DESCRIPTION (provided by applicant): The emergence of antibiotic-resistant bacteria coupled with the dwindling supply of new antibacterial therapeutics has created a medical crisis. Traditional industry-driven approaches that target the active sites of essential enzymes have begun to stall, yielding fewer new antibacterial agents than are needed to combat the alarming wave of drug-resistant pathogens that have become commonplace in clinical settings. Novel approaches to therapeutic discovery are essential for generating effective treatments against emerging bacterial threats. This application tests the utility of protein interfaces, rather than enzyme active sites, as targets for antibacterial drug development. This mode of action takes advantage of the essential nature of protein interactions in supporting cellular processes, which are underexplored therapeutic targets. With its many essential protein interactions, the bacterial DNA replication machinery is an ideal system that will be used to test the robustness of protein interfaces as antibacterial therapeutic targets. High-throughput screens will identify compounds that disrupt bacterial DNA replication protein complexes and the mechanisms of action of the compounds will be determined using a combination of structural, biochemical and cellular studies. Antibiotic activities of the compounds will be assessed with a broad spectrum of bacterial species. The proposed approach will simultaneously test the extent to which protein interfaces can be used for antibacterial drug development and the suitability of DNA replication protein complexes as direct targets for such inhibitors. The rewards of this proposed research could pave the way to much needed antibacterial lead compounds and establish protein interfaces as novel targets for antibacterial drug development.

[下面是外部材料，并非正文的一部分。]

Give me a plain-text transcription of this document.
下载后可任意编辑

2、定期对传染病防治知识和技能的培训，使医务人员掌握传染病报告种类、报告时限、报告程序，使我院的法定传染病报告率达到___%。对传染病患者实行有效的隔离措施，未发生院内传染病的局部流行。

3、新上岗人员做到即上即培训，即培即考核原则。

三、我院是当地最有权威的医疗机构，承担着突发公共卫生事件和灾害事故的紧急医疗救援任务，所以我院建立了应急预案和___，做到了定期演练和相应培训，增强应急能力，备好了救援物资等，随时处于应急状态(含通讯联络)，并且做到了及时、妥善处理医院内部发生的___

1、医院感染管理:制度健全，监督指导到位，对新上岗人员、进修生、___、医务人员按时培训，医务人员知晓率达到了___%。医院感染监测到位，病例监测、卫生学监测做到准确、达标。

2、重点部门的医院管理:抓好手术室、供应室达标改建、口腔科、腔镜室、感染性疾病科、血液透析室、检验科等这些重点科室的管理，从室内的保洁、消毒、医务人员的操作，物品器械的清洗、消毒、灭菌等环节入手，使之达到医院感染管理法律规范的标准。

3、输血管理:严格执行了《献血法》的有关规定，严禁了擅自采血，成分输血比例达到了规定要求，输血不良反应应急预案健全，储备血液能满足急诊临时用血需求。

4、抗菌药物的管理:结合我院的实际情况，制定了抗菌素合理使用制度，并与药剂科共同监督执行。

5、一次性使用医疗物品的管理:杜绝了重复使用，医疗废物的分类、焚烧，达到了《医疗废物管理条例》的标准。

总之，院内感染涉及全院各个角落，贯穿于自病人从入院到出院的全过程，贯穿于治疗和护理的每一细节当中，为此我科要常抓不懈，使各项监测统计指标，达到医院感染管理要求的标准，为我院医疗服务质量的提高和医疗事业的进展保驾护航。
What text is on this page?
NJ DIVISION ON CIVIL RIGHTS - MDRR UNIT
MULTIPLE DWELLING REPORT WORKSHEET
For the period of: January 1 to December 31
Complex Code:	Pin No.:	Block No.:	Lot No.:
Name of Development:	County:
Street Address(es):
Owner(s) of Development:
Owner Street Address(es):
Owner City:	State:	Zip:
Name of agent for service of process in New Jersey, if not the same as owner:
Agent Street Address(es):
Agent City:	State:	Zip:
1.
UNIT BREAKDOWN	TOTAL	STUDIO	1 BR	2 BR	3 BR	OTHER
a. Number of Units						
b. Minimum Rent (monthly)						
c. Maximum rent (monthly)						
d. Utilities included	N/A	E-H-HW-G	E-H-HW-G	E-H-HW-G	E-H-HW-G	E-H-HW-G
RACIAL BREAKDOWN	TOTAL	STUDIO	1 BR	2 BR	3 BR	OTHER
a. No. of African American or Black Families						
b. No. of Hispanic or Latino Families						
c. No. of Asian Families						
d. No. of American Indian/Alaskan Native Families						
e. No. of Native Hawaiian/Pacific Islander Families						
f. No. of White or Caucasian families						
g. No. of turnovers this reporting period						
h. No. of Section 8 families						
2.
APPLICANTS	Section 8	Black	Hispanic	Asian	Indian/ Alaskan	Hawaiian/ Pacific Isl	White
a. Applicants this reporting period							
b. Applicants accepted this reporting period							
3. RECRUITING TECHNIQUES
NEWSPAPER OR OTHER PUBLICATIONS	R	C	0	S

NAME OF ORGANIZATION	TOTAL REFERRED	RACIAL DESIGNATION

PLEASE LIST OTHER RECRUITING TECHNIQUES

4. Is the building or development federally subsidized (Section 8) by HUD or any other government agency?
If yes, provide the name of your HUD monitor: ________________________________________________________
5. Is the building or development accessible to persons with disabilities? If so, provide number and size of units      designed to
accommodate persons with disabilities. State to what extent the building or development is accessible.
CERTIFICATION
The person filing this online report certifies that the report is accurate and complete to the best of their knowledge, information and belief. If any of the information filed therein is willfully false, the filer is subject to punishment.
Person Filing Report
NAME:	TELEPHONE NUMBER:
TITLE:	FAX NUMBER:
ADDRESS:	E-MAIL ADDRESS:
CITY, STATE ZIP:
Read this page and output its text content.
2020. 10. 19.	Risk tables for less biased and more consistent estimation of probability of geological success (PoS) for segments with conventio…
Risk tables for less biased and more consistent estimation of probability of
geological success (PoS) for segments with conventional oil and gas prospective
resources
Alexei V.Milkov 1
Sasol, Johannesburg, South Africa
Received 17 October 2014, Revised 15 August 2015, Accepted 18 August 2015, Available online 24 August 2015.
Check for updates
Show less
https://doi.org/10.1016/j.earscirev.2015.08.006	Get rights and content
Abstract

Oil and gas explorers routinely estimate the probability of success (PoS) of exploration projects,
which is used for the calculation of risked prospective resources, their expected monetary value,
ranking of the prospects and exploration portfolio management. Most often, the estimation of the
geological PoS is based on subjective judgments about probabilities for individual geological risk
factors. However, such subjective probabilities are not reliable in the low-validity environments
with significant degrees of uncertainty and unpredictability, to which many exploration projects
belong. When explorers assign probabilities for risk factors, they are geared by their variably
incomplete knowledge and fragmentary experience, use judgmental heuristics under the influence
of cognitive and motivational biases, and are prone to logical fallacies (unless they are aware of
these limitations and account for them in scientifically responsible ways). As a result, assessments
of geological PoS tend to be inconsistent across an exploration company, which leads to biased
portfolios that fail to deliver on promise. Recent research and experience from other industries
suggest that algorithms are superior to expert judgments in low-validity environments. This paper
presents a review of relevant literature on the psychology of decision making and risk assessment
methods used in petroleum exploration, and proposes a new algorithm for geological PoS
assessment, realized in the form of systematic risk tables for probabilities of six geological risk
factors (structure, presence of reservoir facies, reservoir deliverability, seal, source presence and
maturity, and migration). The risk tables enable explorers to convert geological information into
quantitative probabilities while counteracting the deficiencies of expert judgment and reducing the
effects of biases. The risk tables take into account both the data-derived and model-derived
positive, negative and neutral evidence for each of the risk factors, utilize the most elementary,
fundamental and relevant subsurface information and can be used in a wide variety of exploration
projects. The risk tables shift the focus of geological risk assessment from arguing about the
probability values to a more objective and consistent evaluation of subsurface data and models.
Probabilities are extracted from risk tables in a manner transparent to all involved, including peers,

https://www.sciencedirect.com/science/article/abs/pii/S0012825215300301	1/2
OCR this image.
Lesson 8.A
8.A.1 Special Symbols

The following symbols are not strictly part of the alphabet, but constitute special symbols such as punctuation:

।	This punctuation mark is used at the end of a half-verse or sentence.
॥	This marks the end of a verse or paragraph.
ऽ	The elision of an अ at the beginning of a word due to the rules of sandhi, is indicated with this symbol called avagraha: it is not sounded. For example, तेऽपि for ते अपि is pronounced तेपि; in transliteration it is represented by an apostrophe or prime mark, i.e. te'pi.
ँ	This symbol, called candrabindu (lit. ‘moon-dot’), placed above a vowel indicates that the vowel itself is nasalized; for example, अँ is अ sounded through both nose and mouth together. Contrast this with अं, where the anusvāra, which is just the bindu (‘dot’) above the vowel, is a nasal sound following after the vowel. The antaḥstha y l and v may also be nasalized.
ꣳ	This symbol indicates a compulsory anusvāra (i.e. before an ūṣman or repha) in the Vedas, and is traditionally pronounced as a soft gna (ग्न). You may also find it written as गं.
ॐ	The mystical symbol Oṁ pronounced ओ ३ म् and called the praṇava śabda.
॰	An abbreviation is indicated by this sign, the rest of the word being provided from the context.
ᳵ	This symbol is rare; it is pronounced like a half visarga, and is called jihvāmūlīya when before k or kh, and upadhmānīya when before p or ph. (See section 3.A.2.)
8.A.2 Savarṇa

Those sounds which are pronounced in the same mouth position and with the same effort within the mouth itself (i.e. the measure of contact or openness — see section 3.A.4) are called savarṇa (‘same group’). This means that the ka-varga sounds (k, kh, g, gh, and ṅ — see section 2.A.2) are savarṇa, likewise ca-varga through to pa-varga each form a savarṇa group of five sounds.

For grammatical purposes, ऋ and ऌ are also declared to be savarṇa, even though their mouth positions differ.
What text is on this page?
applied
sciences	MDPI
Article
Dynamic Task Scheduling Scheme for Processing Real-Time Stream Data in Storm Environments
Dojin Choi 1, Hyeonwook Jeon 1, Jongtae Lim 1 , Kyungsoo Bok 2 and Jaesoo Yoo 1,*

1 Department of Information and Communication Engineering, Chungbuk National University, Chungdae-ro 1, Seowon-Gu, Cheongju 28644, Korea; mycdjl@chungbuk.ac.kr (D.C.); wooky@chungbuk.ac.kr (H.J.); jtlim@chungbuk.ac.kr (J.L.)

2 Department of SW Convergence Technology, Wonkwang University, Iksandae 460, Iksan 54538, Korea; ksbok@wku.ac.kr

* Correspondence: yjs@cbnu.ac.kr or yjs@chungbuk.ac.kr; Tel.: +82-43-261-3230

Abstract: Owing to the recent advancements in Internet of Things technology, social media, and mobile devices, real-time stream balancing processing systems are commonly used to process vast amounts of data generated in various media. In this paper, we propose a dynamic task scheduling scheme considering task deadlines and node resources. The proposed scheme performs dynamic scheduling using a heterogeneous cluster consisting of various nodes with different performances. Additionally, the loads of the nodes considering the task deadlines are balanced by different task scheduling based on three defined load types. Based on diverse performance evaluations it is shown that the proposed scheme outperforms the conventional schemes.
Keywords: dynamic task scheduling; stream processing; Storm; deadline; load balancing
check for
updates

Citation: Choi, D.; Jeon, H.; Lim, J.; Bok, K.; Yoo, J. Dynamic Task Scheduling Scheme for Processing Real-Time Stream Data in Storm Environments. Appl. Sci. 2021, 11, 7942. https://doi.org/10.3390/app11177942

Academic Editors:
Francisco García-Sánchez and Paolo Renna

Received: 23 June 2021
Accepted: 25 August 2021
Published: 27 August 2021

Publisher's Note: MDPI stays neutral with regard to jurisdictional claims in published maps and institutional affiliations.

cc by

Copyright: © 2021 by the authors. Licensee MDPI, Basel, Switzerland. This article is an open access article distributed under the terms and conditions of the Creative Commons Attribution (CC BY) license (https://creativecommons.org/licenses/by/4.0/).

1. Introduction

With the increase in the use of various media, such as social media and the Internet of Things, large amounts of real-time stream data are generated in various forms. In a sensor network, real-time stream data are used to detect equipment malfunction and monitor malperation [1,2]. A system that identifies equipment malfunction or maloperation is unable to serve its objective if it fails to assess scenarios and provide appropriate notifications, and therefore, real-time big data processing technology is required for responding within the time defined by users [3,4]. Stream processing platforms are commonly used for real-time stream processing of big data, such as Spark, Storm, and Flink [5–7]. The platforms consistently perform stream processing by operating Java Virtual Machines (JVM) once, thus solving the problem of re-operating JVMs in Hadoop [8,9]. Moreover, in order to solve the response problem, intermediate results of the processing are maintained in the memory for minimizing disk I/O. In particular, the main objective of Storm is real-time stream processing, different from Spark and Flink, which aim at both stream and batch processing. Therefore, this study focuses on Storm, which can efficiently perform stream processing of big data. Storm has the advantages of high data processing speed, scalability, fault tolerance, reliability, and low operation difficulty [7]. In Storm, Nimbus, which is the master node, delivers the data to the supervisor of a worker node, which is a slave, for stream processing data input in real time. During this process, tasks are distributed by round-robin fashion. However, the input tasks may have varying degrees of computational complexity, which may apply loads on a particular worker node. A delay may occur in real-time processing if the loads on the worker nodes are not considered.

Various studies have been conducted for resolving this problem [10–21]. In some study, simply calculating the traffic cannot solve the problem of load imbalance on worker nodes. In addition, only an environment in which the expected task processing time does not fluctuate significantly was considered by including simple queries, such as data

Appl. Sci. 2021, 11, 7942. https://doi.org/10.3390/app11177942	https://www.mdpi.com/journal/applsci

描述（由申请人提供）：抗药性细菌的出现，加上新的抗菌药物供应的减少，已经造成了医疗危机。针对必需酶活性位点的传统工业驱动方法已经开始停滞，产生的新抗菌剂比对抗临床环境中常见的耐药病原体的惊人浪潮所需的更少。治疗发现的新方法对于产生针对新出现的细菌威胁的有效治疗至关重要。该应用程序测试了蛋白质界面的效用，而不是酶活性位点，作为抗菌药物开发的目标。这种作用模式利用了蛋白质相互作用的基本性质，支持细胞过程，这是探索不足的治疗靶点。由于其许多重要的蛋白质相互作用，细菌DNA复制机制是一个理想的系统，将用于测试蛋白质界面作为抗菌治疗靶点的鲁棒性。高通量筛选将鉴定破坏细菌DNA复制蛋白复合物的化合物，并且将使用结构、生物化学和细胞研究的组合来确定化合物的作用机制。将用广谱细菌物种评估化合物的抗生素活性。所提出的方法将同时测试蛋白质界面可用于抗菌药物开发的程度以及DNA复制蛋白质复合物作为此类抑制剂的直接靶点的适用性。这项研究的回报可以为急需的抗菌先导化合物铺平道路，并建立蛋白质界面作为抗菌药物开发的新靶点。